Learning Richly Structured Representations From Weakly Annotated Data by Daphne Koller. (DeGroot Lecture, Carnegie Mellon University, October 14, 2011).
Abstract:
The solution to many complex problems require that we build up a representation that spans multiple levels of abstraction. For example, to obtain a semantic scene understanding from an image, we need to detect and identify objects and assign pixels to objects, understand scene geometry, derive object pose, and reconstruct the relationships between different objects. Fully annotated data for learning richly structured models can only be obtained in very limited quantities; hence, for such applications and many others, we need to learn models from data where many of the relevant variables are unobserved. I will describe novel machine learning methods that can train models using weakly labeled data, thereby making use of much larger amounts of available data, with diverse levels of annotation. These models are inspired by ideas from human learning, in which the complexity of the learned models and the difficulty of the training instances tackled changes over the course of the learning process. We will demonstrate the applicability of these ideas to various problems, focusing on the problem of holistic computer vision.
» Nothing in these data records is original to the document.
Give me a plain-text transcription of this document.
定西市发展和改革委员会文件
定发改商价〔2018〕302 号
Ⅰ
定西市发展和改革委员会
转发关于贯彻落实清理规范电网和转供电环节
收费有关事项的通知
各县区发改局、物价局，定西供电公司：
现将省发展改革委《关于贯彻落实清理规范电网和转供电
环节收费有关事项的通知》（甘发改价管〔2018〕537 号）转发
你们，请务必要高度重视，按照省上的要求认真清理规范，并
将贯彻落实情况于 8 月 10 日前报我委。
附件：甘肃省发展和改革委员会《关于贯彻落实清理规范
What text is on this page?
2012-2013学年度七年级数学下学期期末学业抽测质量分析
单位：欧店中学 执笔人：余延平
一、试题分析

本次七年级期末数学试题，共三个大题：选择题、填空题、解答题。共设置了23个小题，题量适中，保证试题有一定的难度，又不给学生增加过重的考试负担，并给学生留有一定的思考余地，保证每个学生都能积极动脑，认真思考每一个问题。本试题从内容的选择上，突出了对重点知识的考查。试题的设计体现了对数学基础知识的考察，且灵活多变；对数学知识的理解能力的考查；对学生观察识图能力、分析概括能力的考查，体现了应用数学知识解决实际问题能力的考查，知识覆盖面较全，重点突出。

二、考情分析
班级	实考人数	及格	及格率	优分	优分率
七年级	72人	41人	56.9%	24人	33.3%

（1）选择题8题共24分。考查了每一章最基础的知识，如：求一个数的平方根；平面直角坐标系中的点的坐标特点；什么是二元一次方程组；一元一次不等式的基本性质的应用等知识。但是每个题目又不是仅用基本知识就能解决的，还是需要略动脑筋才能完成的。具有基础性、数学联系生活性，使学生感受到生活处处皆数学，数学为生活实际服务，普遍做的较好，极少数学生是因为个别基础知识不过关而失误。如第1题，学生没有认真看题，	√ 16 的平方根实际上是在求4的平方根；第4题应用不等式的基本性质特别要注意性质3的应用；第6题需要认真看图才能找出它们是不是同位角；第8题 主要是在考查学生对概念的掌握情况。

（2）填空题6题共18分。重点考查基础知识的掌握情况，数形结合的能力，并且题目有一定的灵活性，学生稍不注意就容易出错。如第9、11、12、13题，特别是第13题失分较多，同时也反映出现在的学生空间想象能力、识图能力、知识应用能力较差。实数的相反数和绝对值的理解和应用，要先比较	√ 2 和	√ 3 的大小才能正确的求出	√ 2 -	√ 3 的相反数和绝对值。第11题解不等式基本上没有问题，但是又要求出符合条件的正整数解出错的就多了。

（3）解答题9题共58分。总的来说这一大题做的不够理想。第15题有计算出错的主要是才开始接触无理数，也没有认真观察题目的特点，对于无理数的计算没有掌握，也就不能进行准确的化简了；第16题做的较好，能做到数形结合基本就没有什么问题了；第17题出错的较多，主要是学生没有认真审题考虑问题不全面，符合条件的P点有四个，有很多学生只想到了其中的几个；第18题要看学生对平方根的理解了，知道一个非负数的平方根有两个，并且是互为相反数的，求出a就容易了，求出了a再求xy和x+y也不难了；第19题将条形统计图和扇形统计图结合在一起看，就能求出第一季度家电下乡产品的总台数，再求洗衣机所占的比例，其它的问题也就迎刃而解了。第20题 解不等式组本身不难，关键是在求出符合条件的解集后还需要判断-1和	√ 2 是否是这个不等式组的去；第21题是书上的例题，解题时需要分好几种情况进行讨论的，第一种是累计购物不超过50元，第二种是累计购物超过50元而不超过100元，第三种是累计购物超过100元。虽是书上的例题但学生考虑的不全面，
If your topic map application involves computer vision, this is a must see video.
For text/data miners, are you faced with similar issues? Limited amounts of richly annotated training data?
I saw a slide, will run it down later, that had text running from plain text to annotated with ontological data. I mention that because that isn’t what a user sees when they “read” a text. They see implied relationships, references to other subjects, other instances of a particular subject, and all that passes in the instance of recognition.
Perhaps the problem of correct identification in text is one of too few dimensions than too many.